Compliqué, alors qu'à Vienne des policiers en civil le contrôlent "trois ou quatre fois par mois", poursuit le jeune homme qui préfère aussi rester anonyme. "Certains me traitent de tafiole, espérant une réaction violente."

Tous les réfugiés tchétchènes rencontrés par l'AFP disent être ciblés par les forces de l'ordre, le moindre geste envers un fonctionnaire pouvant mener à une condamnation puis à l'expulsion.

En juillet 2021, des policiers ont été condamnés après la révélation d'images de vidéosurveillance les montrant en train de tabasser un Tchétchène en se croyant à l'abri des regards.

Zelimkhan Kazan doit aussi se méfier des "Kadyrovtsy" qu'il reconnaît à leurs grosses voitures et à leur assurance. Quand il les croise, il ajuste sa capuche pour que l'on ne lui pose pas de questions.

Rosa Dounaïeva s'inquiète de l'emprise grandissante de Ramzan Kadyrov sur les jeunes nés dans l'UE. "Quand il ne les tue pas, il leur lave le cerveau, les dresse contre nous ou contre l'Occident".

Les Tchétchènes parlent des "deals" de cocaïne qui détruisent la vie de nombre d'entre eux, privés d'avenir et pris dans un système de clans mafieux.

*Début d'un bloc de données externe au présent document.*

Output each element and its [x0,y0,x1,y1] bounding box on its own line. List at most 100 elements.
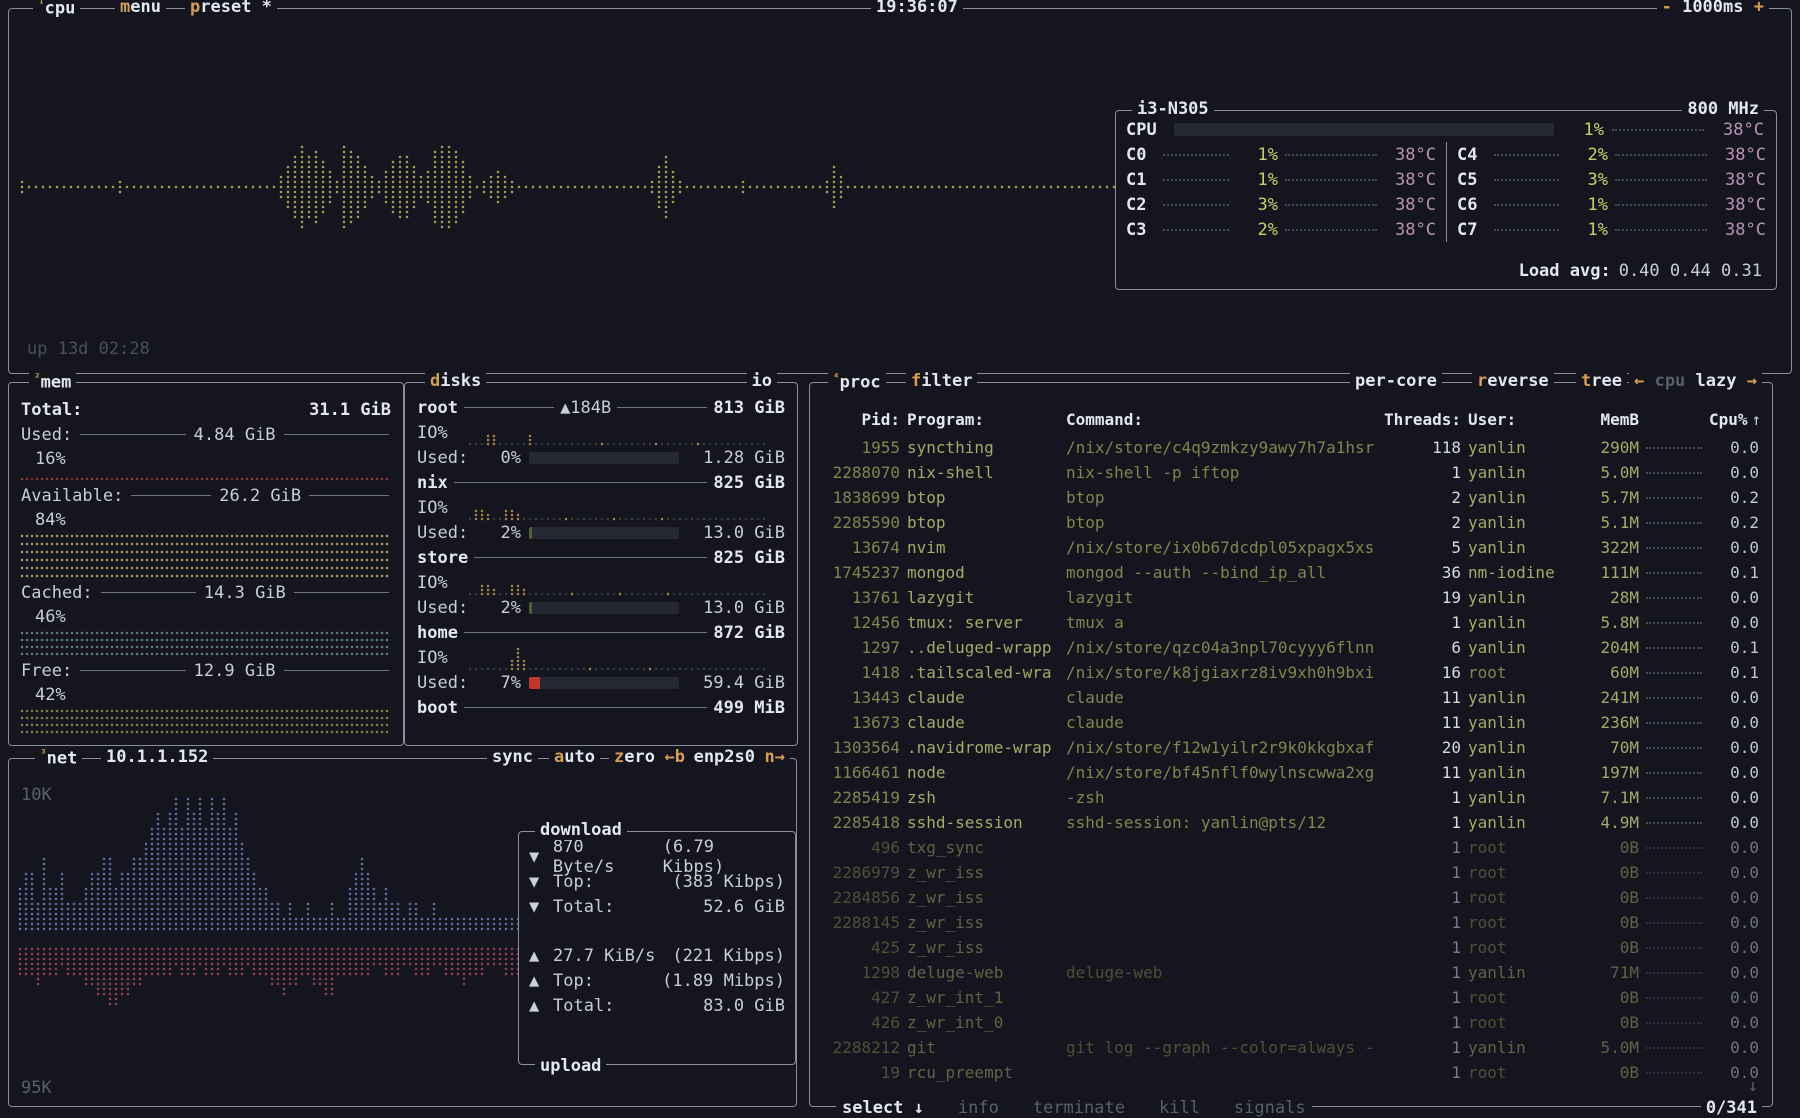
disk-name: store [417,548,468,568]
cpu-total-label: CPU [1126,120,1166,140]
net-next-iface-button[interactable]: n→ [760,747,790,767]
per-core-toggle[interactable]: per-core [1350,371,1442,391]
process-row[interactable]: 496txg_sync1root0B0.0 [810,835,1772,860]
preset-button[interactable]: preset * [185,0,277,17]
process-pid: 1955 [820,435,900,460]
net-sync-button[interactable]: sync [487,747,538,767]
process-row[interactable]: 1745237mongodmongod --auth --bind_ip_all… [810,560,1772,585]
net-zero-button[interactable]: zero [609,747,660,767]
menu-button[interactable]: menu [115,0,166,17]
process-row[interactable]: 13761lazygitlazygit19yanlin28M0.0 [810,585,1772,610]
header-pid[interactable]: Pid: [820,407,900,432]
select-button[interactable]: select ↓ [842,1098,924,1118]
download-row-arrow-icon: ▼ [529,872,545,892]
process-row[interactable]: 1298deluge-webdeluge-web1yanlin71M0.0 [810,960,1772,985]
process-panel-title[interactable]: ⁴proc [828,371,886,393]
signals-button[interactable]: signals [1234,1098,1306,1118]
net-auto-button[interactable]: auto [549,747,600,767]
cpu-panel-title[interactable]: ¹cpu [33,0,80,19]
disk-used-row: Used:2%13.0 GiB [417,520,785,545]
process-row[interactable]: 2288212gitgit log --graph --color=always… [810,1035,1772,1060]
reverse-toggle[interactable]: reverse [1472,371,1554,391]
download-row-value: 52.6 GiB [703,897,785,917]
header-command[interactable]: Command: [1066,407,1376,432]
process-memory: 7.1M [1577,785,1639,810]
memory-row: Free:12.9 GiB [21,658,391,683]
process-row[interactable]: 13674nvim/nix/store/ix0b67dcdpl05xpagx5x… [810,535,1772,560]
process-row[interactable]: 2288145z_wr_iss1root0B0.0 [810,910,1772,935]
process-sparkline [1646,997,1702,999]
terminate-button[interactable]: terminate [1033,1098,1125,1118]
process-row[interactable]: 13673claudeclaude11yanlin236M0.0 [810,710,1772,735]
disks-io-mode-button[interactable]: io [747,371,777,391]
process-threads: 118 [1383,435,1461,460]
process-row[interactable]: 1838699btopbtop2yanlin5.7M0.2 [810,485,1772,510]
process-row[interactable]: 1418.tailscaled-wra/nix/store/k8jgiaxrz8… [810,660,1772,685]
network-panel-title[interactable]: ³net [35,747,82,769]
process-row[interactable]: 2286979z_wr_iss1root0B0.0 [810,860,1772,885]
process-row[interactable]: 2284856z_wr_iss1root0B0.0 [810,885,1772,910]
download-row-label: 870 Byte/s [553,837,655,877]
process-row[interactable]: 2285419zsh-zsh1yanlin7.1M0.0 [810,785,1772,810]
process-program: claude [907,710,1059,735]
process-row[interactable]: 19rcu_preempt1root0B0.0 [810,1060,1772,1085]
disk-io-label: IO% [417,423,459,443]
process-row[interactable]: 13443claudeclaude11yanlin241M0.0 [810,685,1772,710]
scroll-down-icon[interactable]: ↓ [1748,1076,1758,1096]
net-prev-iface-button[interactable]: ←b [660,747,690,767]
memory-row-line [284,670,389,671]
disk-io-row: IO% [417,645,785,670]
disks-panel-title[interactable]: disks [425,371,486,391]
process-user: root [1468,1010,1570,1035]
process-user: yanlin [1468,535,1570,560]
process-row[interactable]: 427z_wr_int_11root0B0.0 [810,985,1772,1010]
process-row[interactable]: 2285418sshd-sessionsshd-session: yanlin@… [810,810,1772,835]
process-user: yanlin [1468,635,1570,660]
process-row[interactable]: 1303564.navidrome-wrap/nix/store/f12w1yi… [810,735,1772,760]
selection-count: 0/341 [1701,1098,1762,1118]
process-row[interactable]: 2288070nix-shellnix-shell -p iftop1yanli… [810,460,1772,485]
core-percent: 1% [1236,145,1278,165]
process-row[interactable]: 2285590btopbtop2yanlin5.1M0.2 [810,510,1772,535]
process-pid: 2285590 [820,510,900,535]
upload-row-label: Top: [553,971,594,991]
upload-title: upload [535,1056,606,1076]
interval-increase-button[interactable]: + [1754,0,1764,17]
memory-row-label: Available: [21,486,123,506]
kill-button[interactable]: kill [1159,1098,1200,1118]
process-threads: 11 [1383,685,1461,710]
memory-panel-title[interactable]: ²mem [29,371,76,393]
process-sparkline [1646,597,1702,599]
header-cpu[interactable]: Cpu%↑ [1709,407,1759,432]
process-cpu: 0.0 [1709,685,1759,710]
filter-button[interactable]: filter [906,371,977,391]
process-memory: 0B [1577,935,1639,960]
process-user: yanlin [1468,735,1570,760]
header-memb[interactable]: MemB [1577,407,1639,432]
header-threads[interactable]: Threads: [1383,407,1461,432]
header-user[interactable]: User: [1468,407,1570,432]
process-row[interactable]: 1166461node/nix/store/bf45nflf0wylnscwwa… [810,760,1772,785]
process-row[interactable]: 425z_wr_iss1root0B0.0 [810,935,1772,960]
process-row[interactable]: 1297..deluged-wrapp/nix/store/qzc04a3npl… [810,635,1772,660]
header-program[interactable]: Program: [907,407,1059,432]
process-command: /nix/store/f12w1yilr2r9k0kkgbxaf [1066,735,1376,760]
disk-used-row: Used:2%13.0 GiB [417,595,785,620]
process-row[interactable]: 426z_wr_int_01root0B0.0 [810,1010,1772,1035]
process-row[interactable]: 12456tmux: servertmux a1yanlin5.8M0.0 [810,610,1772,635]
sort-prev-icon[interactable]: ← [1634,371,1644,391]
sort-selector[interactable]: ← cpu lazy → [1629,371,1762,391]
tree-toggle[interactable]: tree [1576,371,1627,391]
process-cpu: 0.0 [1709,735,1759,760]
process-row[interactable]: 1955syncthing/nix/store/c4q9zmkzy9awy7h7… [810,435,1772,460]
core-sparkline [1285,229,1377,231]
net-speeds-panel: download upload ▼870 Byte/s(6.79 Kibps)▼… [518,831,796,1065]
memory-row-percent: 84% [21,508,391,532]
process-program: z_wr_iss [907,935,1059,960]
sort-next-icon[interactable]: → [1747,371,1757,391]
download-row: ▼Total:52.6 GiB [529,894,785,919]
info-button[interactable]: info [958,1098,999,1118]
interval-decrease-button[interactable]: - [1662,0,1672,17]
disk-used-label: Used: [417,673,475,693]
process-panel: ⁴proc filter per-core reverse tree ← cpu… [809,382,1773,1107]
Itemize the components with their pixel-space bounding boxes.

Des filles se plaignent, elles, d'être entravées dans leur liberté par des "grands frères".

Désabusés par les discriminations, certains tombent dans le piège de Ramzan Kadyrov, qui arrive à les séduire via les réseaux sociaux où il compte des millions d'adeptes et sème la division dans les familles.

"Le régime met en valeur les possibilités de carrière pour ceux qui, formés en Europe, regagneraient la Tchétchénie", explique la chercheuse Anne Le Huérou. "La propagande homophobe et la mise en valeur de la masculinité peuvent aussi faire recette".

Depuis le début de l'offensive de Moscou en Ukraine, un "millier" de volontaires envoyés par Ramzan Kadyrov se battent aux côtés des Russes. En face, certains sont partis prêter main forte aux Ukrainiens, selon plusieurs sources interrogées par l'AFP.

Et parmi les millions de réfugiés qui ont fui les bombardements, une jeune Tchétchène, venue avec son fils, a été arrêtée en Roumanie, selon la justice, qui a prononcé son extradition. Accusée de "participation à un groupe armé à des fins contraires à la Fédération russe", son appel a été rejeté mercredi.